Lots of the vegetables in this group are perfect for winter growing as well.
Fruit & Vegetable Pollinator Groups
1Fruits & Berries With Seeds
Yes – Pollination is Required or Beneficial
Pollinators vary by plant species having co-evolved with the various flower colors, sizes, and shapes.
They may include:
- Honey bees
- Solitary bees
- Stingless bees
- Carpenter bees
- Orchid bees
- Squash bees
- Hover flies
- Blow flies
- Wind, and more.
The fruits listed below are the food crops we grow that need some form of pollination, meaning some way for the pollen to be delivered from the anther to the stigma, either by insect or wind.
Even if the plant is self-fertile or self-pollinating, it’s usually best for pollen to be exchanged between varieties for better quality and abundance.
Tomatoes are a good example of this. While they have “perfect” flowers, meaning each flower has both male stamen and female stigma, and theoretically they have what’s needed to pollinate themselves, in order to move the pollen, some agitation by wind or your hand is often needed.
Related: Do Plants Have Sexes?
Blueberries also have perfect flowers, but planting instructions always recommend having at least one other variety nearby to ensure the benefits of genetic diversification in berry production. One plant alone may produce a small crop but a cross-pollinated plant will provide better quality and numbers.
What about seedless varieties like a seedless watermelon? Yes, they’re still fruits and still need pollinators.

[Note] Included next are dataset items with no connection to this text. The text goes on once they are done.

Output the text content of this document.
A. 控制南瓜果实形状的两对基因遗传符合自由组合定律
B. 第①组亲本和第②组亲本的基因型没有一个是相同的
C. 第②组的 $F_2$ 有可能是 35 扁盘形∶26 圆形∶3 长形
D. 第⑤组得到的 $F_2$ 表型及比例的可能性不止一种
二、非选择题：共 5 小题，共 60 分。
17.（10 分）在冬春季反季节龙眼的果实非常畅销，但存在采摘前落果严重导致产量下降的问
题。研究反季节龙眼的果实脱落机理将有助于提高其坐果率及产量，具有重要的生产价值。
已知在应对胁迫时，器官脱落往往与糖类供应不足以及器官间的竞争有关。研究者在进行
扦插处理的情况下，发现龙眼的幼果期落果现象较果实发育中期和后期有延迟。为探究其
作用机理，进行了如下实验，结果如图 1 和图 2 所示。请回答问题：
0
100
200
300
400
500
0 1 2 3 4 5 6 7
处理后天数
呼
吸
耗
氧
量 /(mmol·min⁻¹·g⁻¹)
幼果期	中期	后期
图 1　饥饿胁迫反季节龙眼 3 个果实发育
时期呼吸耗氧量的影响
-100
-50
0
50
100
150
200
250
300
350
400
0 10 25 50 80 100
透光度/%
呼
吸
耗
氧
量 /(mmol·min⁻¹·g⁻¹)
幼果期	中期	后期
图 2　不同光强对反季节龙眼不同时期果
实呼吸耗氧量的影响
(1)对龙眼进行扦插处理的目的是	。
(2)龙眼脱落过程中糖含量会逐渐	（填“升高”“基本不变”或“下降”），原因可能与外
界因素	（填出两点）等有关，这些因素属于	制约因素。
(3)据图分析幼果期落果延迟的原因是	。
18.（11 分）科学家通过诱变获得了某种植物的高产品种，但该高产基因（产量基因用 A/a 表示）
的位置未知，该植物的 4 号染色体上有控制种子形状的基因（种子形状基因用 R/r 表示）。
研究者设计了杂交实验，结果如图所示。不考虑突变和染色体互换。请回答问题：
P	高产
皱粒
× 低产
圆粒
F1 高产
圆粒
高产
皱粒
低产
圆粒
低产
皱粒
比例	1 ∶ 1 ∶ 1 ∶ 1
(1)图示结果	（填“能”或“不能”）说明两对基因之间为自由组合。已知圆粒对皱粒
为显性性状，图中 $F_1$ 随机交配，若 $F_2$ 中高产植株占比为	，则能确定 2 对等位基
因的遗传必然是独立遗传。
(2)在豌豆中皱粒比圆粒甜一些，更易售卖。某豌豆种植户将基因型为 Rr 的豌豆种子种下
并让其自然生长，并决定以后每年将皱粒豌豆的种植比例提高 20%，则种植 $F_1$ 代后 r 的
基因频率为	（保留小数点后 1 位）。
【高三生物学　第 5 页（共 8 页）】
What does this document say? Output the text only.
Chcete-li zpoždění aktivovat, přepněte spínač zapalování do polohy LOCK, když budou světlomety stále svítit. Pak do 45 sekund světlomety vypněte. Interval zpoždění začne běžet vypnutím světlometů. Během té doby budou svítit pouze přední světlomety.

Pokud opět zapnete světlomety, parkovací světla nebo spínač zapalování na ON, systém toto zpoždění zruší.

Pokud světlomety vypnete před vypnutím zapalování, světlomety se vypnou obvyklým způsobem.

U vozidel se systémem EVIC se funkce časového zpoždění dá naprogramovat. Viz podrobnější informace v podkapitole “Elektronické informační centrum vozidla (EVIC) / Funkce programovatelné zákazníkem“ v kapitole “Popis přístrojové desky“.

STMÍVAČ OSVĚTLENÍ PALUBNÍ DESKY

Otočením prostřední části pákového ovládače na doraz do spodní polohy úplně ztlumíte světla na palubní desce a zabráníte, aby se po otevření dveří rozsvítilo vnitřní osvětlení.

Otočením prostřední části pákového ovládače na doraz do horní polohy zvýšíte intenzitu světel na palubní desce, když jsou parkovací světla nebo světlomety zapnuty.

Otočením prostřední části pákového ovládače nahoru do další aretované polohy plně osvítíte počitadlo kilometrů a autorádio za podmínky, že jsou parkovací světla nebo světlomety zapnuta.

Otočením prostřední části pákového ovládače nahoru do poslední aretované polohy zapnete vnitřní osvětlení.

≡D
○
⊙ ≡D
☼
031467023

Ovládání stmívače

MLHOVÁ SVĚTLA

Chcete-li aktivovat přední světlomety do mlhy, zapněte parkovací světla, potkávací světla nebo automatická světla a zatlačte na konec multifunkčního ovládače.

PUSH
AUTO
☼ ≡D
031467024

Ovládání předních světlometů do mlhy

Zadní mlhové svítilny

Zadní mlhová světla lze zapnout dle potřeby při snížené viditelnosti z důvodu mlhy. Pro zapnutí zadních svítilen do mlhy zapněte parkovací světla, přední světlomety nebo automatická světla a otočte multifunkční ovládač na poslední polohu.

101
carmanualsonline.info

If you’re growing a crop that needs pollination in a protected space, it should be opened up to the outdoors on sunny days when the plant is in flower and insects are flitting about.
Indoor growers may need to pollinate by hand.
2Vegetable Leaves, Stems, Roots, and Immature Flowers
No pollination required
Everything in this group does not require pollination because we’re eating other parts of the plant—not fruit.
You’ll also notice that many vegetables in this group can be harvested and eaten at any stage of growth.
- Leafy greens
- Sweet potatoes
1 Peas are “fruits” but do not need a pollinator. I discovered this years ago when mine flowered and fruited indoors with great abundance.
There are lots of opportunities to forage these foods throughout the growing season.
I hope this helps to simplify it. If it fruits, it needs a pollinator. If not, it doesn’t.